Keeping contracts up with the times

Mark Pestronk

Q: Our agency’s standard corporate account contracts do not seem to be keeping up with the times. Specifically, our corporate clients keep requesting new kinds of services that aren’t covered by our contracts, so we have no fees for them. They seem disinclined to pay new or higher fees, so we appear to be stuck with long-term contracts that don’t allow us to charge new fees or raise the fees we have. Any suggestions?

A: Your problem is a fairly common one these days because corporate travel management is becoming more sophisticated. Corporate travel managers are demanding new services that only agencies can provide, and agencies need to procure new bells and whistles to meet those demands.
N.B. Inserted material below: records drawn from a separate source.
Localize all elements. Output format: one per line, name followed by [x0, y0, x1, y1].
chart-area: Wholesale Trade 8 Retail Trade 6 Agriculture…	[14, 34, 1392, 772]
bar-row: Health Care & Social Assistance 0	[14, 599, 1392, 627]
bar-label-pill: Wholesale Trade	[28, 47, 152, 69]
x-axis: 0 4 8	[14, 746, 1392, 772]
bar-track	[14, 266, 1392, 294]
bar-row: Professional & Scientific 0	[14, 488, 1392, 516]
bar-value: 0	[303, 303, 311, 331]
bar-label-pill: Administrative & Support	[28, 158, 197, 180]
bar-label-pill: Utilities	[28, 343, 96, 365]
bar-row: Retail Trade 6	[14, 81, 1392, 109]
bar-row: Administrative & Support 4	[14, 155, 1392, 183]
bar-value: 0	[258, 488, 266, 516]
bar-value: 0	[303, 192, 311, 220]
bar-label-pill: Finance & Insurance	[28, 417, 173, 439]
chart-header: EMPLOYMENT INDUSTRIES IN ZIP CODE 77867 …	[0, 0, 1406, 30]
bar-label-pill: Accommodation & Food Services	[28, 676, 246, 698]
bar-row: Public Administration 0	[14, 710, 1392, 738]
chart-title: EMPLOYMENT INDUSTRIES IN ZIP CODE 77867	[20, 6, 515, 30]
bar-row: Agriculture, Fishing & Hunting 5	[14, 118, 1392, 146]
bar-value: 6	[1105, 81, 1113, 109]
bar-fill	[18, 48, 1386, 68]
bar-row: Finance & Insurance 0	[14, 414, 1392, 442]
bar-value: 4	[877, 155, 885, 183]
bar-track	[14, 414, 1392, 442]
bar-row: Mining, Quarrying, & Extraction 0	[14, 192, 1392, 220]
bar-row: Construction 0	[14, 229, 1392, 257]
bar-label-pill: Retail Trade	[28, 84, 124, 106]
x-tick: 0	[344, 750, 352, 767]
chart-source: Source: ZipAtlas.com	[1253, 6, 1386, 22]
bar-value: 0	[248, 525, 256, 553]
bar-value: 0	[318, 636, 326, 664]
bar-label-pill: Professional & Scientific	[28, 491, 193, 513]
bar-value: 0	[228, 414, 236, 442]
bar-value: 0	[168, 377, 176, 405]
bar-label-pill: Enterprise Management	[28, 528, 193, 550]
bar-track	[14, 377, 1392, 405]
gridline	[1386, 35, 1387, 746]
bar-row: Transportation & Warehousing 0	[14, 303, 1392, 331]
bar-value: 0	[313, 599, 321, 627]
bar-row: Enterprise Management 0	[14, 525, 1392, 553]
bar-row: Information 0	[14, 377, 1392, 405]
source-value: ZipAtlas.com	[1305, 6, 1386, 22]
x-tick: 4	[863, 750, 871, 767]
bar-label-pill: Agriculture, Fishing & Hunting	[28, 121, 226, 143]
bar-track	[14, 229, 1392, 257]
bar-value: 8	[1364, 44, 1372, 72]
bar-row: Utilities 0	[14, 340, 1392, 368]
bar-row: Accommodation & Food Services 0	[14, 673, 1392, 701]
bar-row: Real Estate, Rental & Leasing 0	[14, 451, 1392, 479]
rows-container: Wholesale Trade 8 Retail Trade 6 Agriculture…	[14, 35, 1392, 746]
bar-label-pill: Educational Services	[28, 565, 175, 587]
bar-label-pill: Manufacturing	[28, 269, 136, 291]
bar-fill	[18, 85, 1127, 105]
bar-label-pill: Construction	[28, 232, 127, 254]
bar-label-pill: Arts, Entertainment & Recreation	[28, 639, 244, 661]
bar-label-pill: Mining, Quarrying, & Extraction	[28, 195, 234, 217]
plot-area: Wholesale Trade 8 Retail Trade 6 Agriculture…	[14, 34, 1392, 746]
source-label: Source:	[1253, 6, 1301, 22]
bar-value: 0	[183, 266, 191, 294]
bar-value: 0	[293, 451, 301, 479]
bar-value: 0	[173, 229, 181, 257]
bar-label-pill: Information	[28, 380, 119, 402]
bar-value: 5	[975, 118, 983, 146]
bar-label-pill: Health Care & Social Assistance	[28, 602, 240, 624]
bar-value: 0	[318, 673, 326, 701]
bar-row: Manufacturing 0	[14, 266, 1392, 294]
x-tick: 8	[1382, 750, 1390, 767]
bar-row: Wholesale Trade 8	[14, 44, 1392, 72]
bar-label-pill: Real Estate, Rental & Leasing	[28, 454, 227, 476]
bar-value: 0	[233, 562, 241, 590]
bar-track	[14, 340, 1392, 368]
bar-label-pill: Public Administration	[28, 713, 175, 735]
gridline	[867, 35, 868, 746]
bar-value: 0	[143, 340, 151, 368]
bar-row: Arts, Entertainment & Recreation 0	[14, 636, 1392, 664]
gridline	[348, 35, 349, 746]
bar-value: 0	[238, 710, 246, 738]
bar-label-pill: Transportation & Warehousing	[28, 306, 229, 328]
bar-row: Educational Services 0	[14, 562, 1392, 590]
My first suggestion is to review your existing contracts because what you can charge now depends on what the agreement provides. For example, the most typical travel management company (TMC) agreement has a list of services and a list of fees. If the former list does not contain the new service desired by the client, then you need to propose an amendment to cover the new service and the new fee, and the client is free to accept or reject it.

If the client accepts it, then you could draft a simple amendment adding a description of the service, the fee and the manner of payment. If the service is not on a per-transaction basis, you can’t charge the fee at the point of sale (as you can with a ticket), so you probably need invoicing and billing terms in the amendment.

Another approach is to propose a blanket amendment now for all of your corporate accounts stating that, if the client wants a service beyond what you now provide, you will propose a new fee, which the client may accept. You could also provide that the exact service and fee arrangement may be finalized by an exchange of emails.

A hard question sometimes arises where the new work required may or may not be part of your existing list of services, depending on the contract’s wording and the client’s interpretation. One example is an NDC booking, for which you may well want to charge a higher fee because of the mid- and back-office challenges it poses. If your fee list has a fee for “airline reservations,” the client may object to your proposing to charge more for what the client sees as the same thing. In that case, you may have to propose an amendment clarifying the difference.

The most difficult situation arises if your corporate account contract expressly or implicitly promises unlimited services in return for a single fee per transaction or a fixed management fee. If you have one of these contracts, you may well be stuck, unless you can terminate the contract without breaching it.

For new contracts, the best possible approach may be to provide a clause expressly stating that new or different services will have other fees and that you will propose a fee, which the client is free to accept or reject.